The Bottom Line
- No More Mandatory Fiscal Reps? Companies based in countries with mutual tax assistance treaties with the Netherlands may no longer be forced to appoint a costly fiscal representative to access the VAT zero-rate for specific transactions, such as those in bonded warehouses.
- Reduced Cost of Business: This ruling lowers a significant administrative and financial barrier for foreign-owned businesses trading in or through the Netherlands, making the jurisdiction more competitive for international trade.
- Substance Over Form Prevails: The court confirmed that tax authorities cannot deny a tax benefit based on minor formal errors if the material conditions are met and the core facts of the transaction are clear and verifiable.
The Details
The case revolved around a Dutch-incorporated company, wholly owned and managed from abroad, that traded in alcoholic beverages. The goods were bought, stored, and sold entirely within a Dutch bonded warehouse, a common practice in international trade. The company applied the 0% VAT rate (zero-rate) to these sales, but the Dutch Tax Authority disagreed, issuing assessments for over €1 million in VAT. Their reasoning was simple: under Dutch rules, a non-resident company without a permanent establishment must appoint a fiscal representative to use this specific zero-rate. The company had not done so.
The Court of Appeal in The Hague delivered a decisive victory for the company, ruling that the mandatory fiscal representative requirement violates EU law. The court found that forcing a foreign company to appoint a representative when a domestic competitor faces no such obligation is a discriminatory practice. It noted that EU VAT law was specifically changed to prevent member states from mandating fiscal representatives for companies based in countries with which robust tax information and collection agreements exist. The court dismissed the tax authority’s arguments about fraud prevention, stating that a general suspicion of fraud cannot justify a rule that penalizes an entire category of foreign businesses.

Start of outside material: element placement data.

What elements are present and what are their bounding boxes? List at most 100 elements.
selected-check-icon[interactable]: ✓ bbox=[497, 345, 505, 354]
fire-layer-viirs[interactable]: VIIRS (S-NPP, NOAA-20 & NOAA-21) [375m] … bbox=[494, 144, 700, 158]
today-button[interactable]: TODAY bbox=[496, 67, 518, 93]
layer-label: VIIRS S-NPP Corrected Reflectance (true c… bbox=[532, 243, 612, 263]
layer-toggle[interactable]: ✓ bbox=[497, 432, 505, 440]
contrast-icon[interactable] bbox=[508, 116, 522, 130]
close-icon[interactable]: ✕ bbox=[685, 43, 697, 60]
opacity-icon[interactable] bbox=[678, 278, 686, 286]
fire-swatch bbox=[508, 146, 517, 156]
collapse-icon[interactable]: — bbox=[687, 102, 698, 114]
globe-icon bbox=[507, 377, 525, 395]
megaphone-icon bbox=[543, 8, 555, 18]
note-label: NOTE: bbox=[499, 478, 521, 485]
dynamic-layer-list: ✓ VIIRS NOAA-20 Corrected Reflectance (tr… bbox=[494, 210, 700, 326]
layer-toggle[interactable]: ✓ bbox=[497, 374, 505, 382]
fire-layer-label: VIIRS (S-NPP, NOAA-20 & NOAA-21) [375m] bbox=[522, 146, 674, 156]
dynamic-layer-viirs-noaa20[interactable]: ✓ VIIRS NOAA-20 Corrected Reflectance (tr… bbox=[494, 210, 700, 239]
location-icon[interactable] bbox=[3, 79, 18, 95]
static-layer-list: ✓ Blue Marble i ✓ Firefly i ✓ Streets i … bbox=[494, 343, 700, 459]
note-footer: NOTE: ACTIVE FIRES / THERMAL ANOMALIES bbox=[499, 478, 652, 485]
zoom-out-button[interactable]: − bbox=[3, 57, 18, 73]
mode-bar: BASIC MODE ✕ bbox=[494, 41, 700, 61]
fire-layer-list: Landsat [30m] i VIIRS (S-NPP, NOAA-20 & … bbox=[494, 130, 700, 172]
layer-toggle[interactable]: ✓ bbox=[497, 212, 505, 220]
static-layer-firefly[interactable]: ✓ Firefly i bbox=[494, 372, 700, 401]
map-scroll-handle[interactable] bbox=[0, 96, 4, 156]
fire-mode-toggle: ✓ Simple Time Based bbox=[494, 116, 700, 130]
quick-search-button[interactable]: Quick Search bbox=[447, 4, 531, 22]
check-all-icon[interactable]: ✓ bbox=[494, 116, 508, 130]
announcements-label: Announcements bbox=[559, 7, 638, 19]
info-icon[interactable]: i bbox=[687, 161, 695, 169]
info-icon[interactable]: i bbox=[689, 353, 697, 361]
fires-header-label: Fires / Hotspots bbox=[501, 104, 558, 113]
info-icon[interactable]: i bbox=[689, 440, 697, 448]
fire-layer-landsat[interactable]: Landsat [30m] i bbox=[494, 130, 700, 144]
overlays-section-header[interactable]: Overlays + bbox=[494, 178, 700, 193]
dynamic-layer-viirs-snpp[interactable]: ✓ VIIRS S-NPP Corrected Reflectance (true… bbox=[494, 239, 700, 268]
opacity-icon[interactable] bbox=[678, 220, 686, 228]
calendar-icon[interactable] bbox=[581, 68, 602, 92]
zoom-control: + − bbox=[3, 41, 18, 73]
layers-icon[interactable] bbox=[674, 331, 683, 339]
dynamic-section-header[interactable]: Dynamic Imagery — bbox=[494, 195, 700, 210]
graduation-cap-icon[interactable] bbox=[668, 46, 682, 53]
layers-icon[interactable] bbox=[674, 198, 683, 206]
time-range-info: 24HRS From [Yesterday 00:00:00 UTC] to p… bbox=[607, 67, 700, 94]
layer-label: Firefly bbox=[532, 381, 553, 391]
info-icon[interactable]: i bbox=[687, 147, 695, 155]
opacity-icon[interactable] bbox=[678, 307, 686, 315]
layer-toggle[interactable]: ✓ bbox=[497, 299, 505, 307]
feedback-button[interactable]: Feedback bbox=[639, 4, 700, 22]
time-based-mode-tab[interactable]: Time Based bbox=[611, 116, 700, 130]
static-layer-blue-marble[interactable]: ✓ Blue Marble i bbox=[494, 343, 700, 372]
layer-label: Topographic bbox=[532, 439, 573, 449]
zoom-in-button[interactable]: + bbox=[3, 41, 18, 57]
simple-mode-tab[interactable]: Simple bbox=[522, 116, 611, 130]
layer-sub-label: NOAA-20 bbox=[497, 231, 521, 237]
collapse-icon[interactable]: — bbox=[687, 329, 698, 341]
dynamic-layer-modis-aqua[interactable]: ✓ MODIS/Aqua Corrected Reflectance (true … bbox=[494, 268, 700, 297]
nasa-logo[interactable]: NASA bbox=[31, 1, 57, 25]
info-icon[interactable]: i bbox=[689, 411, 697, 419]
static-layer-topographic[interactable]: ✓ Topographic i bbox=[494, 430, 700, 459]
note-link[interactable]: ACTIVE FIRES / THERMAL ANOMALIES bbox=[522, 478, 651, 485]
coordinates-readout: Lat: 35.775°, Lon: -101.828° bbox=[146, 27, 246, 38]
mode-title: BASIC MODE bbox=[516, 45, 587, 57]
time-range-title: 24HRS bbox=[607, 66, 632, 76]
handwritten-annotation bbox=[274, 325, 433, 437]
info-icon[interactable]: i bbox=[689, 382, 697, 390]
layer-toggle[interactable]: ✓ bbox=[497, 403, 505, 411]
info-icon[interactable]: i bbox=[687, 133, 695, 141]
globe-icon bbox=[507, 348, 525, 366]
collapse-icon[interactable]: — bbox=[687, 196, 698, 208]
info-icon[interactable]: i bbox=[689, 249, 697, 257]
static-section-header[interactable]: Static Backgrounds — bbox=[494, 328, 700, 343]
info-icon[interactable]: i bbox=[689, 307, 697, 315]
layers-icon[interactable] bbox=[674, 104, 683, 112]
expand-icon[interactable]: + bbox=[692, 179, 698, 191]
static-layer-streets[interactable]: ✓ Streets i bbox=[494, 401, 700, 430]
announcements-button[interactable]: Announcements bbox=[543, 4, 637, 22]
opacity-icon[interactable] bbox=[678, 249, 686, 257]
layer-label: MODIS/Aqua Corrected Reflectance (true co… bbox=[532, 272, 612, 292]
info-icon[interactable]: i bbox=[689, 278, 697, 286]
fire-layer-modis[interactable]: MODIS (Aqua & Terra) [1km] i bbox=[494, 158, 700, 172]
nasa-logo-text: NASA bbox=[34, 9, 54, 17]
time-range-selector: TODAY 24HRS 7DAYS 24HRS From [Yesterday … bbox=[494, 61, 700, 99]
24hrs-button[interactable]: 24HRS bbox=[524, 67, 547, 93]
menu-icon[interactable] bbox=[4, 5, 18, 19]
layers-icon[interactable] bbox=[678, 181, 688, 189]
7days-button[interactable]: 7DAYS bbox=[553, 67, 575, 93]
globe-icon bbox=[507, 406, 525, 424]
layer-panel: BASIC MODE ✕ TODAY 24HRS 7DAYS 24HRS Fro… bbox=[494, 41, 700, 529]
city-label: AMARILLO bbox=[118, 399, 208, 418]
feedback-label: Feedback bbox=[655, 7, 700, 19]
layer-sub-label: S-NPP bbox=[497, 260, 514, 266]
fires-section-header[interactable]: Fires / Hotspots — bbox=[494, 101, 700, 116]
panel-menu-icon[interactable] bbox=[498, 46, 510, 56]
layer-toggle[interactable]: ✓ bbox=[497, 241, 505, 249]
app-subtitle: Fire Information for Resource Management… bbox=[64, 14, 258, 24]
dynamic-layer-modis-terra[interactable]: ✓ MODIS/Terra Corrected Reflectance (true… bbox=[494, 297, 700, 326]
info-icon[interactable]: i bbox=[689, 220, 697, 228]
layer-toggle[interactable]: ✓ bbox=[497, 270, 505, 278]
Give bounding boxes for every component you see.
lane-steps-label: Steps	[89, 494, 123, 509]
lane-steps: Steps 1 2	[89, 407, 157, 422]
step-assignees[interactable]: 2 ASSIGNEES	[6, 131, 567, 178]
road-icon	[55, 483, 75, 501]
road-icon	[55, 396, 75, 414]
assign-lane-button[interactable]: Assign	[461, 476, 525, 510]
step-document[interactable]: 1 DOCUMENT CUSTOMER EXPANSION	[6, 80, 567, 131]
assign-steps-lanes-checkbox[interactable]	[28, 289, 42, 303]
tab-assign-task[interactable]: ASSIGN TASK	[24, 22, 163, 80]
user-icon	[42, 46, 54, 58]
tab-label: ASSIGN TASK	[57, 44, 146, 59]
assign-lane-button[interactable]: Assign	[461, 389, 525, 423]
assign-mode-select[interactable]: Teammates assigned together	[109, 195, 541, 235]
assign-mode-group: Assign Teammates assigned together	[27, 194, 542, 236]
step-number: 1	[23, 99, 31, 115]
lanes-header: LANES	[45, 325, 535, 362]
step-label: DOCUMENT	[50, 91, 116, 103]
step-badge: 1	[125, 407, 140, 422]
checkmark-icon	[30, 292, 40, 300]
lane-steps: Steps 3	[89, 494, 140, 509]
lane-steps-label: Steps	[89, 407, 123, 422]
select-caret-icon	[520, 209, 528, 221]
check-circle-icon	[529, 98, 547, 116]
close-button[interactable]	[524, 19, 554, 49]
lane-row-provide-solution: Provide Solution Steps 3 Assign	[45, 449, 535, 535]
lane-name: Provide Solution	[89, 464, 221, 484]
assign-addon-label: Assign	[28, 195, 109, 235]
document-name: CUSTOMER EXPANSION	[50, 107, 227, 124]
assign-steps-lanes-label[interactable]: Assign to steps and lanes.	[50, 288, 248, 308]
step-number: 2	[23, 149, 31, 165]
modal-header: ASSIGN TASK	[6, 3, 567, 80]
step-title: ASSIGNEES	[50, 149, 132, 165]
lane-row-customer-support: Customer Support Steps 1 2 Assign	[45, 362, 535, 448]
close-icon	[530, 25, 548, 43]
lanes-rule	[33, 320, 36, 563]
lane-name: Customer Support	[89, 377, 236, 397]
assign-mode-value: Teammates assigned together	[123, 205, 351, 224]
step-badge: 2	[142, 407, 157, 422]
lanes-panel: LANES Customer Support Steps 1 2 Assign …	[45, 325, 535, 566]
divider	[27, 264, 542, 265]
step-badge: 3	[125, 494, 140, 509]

In a further win for pragmatic business operations, the court also addressed another formal requirement the company had missed: obtaining specific written declarations from its buyers. The court applied the well-established “substance over form” principle. Since it was undisputed that the material facts were correct—the goods were indeed excise goods held under a suspension regime and not released for consumption—the failure to comply with a purely formal documentation requirement could not be used to deny the VAT zero-rate. This provides welcome certainty that if the underlying transaction is legitimate, procedural missteps may not be fatal.